The prospect of a maize processing plant being established in Gisborne is exciting to say the least.

The proposition under consideration at present is a maize-starch factory, owned by the farmers on a co-operative basis, and a complex of smaller companies, with private investors, making 40 different modified products such as glucose, cornflour, and adhesives.

Nationally, the scheme appears to be a winner. Requiring a capital outlay of about $2,400,000, the plant would save the country $1,500,000 on imports annually.

Locally the plant would provide work for 71 persons, income for maize-growers, and incentive for farmers to develop and crop land which is at present not being fully utilised. In view of the present prices for wool and dairy products, farmers could well find maize a more profitable use for their land.
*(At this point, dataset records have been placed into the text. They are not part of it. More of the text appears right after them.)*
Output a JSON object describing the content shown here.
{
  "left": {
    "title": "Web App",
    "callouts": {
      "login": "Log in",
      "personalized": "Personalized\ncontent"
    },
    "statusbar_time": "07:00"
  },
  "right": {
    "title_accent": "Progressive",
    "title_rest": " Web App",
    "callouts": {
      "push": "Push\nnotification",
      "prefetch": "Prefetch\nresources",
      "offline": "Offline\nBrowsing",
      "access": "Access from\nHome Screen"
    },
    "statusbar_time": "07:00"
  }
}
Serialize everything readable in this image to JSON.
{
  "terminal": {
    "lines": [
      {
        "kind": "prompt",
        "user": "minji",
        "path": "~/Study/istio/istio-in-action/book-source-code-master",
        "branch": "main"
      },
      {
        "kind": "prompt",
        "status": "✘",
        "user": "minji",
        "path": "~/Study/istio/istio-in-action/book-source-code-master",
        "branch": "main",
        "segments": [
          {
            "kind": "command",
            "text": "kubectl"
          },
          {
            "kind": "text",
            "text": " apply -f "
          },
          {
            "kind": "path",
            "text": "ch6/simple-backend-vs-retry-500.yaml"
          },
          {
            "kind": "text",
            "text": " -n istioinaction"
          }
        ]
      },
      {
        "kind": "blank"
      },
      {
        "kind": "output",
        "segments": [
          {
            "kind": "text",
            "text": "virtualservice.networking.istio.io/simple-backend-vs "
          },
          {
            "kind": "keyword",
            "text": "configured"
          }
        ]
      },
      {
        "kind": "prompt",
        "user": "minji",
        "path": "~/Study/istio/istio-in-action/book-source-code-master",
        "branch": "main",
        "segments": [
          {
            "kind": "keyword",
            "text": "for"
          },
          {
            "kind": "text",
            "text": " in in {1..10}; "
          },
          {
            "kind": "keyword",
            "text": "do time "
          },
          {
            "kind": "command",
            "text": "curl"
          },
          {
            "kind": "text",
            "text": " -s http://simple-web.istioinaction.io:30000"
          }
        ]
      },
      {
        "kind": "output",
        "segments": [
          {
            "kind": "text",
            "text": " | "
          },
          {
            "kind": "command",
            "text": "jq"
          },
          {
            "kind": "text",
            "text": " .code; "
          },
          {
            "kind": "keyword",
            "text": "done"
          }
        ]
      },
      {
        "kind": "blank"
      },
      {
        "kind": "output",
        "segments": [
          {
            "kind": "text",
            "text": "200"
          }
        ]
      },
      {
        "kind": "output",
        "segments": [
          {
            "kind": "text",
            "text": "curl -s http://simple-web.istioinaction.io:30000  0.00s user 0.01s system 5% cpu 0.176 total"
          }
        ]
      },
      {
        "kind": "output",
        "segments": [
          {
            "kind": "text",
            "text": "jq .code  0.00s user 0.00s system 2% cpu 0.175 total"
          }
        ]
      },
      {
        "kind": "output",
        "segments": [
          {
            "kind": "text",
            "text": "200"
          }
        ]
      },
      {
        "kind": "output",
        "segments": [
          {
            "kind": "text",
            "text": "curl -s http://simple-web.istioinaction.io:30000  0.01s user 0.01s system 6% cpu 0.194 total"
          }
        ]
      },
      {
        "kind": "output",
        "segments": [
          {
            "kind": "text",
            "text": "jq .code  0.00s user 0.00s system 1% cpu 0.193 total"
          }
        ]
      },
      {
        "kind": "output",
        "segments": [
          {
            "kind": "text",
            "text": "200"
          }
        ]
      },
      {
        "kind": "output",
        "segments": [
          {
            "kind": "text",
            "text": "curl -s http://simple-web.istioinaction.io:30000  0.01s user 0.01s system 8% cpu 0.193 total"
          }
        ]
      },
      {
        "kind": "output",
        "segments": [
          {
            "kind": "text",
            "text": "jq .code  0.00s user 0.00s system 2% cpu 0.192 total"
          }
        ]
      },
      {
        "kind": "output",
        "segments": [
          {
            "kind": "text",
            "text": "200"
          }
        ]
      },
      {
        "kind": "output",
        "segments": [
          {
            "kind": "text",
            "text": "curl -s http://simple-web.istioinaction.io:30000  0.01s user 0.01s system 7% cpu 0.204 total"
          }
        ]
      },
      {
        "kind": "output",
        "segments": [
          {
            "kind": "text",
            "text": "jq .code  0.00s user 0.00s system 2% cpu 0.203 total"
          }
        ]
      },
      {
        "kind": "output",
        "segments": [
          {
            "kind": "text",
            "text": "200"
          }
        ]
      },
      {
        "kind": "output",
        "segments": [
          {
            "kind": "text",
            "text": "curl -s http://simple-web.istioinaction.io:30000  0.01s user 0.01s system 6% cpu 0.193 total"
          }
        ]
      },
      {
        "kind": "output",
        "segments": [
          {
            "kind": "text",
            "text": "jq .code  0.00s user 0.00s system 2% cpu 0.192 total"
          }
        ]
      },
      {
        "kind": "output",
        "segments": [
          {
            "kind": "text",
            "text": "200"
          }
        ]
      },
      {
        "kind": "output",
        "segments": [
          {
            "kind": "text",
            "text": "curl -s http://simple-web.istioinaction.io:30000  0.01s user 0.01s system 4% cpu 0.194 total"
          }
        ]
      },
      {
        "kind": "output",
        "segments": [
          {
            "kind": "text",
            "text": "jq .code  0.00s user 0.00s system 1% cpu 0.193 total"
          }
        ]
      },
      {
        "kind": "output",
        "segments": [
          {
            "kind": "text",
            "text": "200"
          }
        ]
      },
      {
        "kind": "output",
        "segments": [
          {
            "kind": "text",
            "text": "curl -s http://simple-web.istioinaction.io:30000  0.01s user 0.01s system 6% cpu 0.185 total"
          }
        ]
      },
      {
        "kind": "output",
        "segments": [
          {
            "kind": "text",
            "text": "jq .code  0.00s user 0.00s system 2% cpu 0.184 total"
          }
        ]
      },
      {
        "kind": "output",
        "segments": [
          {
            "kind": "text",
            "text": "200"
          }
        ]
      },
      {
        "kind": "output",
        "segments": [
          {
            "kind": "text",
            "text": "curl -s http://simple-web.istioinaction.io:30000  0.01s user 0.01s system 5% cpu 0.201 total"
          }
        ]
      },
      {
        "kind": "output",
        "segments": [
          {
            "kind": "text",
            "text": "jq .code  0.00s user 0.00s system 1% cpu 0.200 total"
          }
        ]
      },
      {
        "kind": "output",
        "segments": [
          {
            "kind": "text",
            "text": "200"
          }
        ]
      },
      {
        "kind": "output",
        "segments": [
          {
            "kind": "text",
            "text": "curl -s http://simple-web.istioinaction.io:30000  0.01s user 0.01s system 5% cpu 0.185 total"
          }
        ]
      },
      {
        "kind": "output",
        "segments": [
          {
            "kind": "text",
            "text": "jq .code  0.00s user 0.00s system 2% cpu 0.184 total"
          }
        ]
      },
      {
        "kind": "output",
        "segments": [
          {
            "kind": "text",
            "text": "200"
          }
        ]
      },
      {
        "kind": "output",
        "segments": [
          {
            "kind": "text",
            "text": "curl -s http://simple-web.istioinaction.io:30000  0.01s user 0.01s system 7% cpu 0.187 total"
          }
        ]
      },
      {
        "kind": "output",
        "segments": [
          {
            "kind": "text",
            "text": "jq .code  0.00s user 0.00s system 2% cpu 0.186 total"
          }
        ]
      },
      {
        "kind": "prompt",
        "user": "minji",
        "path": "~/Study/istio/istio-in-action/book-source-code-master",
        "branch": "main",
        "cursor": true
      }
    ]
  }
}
The plant would require 23,000 tons of maize annually, or double the present output of the district. This additional quantity would have to come from increased yields, greater local acreage, and neighbouring districts.

Turbott Plan Inactivity

The recent visit to Gisborne of Mr H. A. Turbott has revitalised local thinking on the Turbott Plan, and with it a fair amount of criticism has been levelled at the City Council for its apparent inactivity.

The question is simple. Do we provide the essential services for our Own community first, or do we beautify and establish holiday facilities mainly to attract outside holiday makers. While the profits of tourism are indisputable, so are the profits of industry, full employment, and contented residents.

The council has largely taken the latter course, and is channelling the bulk of its financial resources into providing essential services: street sealing, sewer and water reticulation, and the establishment of an adequate water supply. Among other things, it has recently overcome the problem of sewerage disposal, a task yet to be faced by many of our "more beautiful" sister cities.

However, the council is not altogether neglecting the Turbott Plan, and is at present concentrating on less expensive but long term beautification with the planting of trees. Last year it planted about 3000 trees, and this year the figure will be in the vicinity of 4000.

Farmers Give

A pat on the back to the Rotary Club and district farmers who have almost completed a quota contribution towards the building of one of the Halls of Residence at Massey University, Palmerston North.

Rotary organised the appeal, to which its own members and farmers generally contributed as a recognition of the important work that Massey can do in the future in the higher education of rural youth.

(Pic shows the new Student Centre at Massey).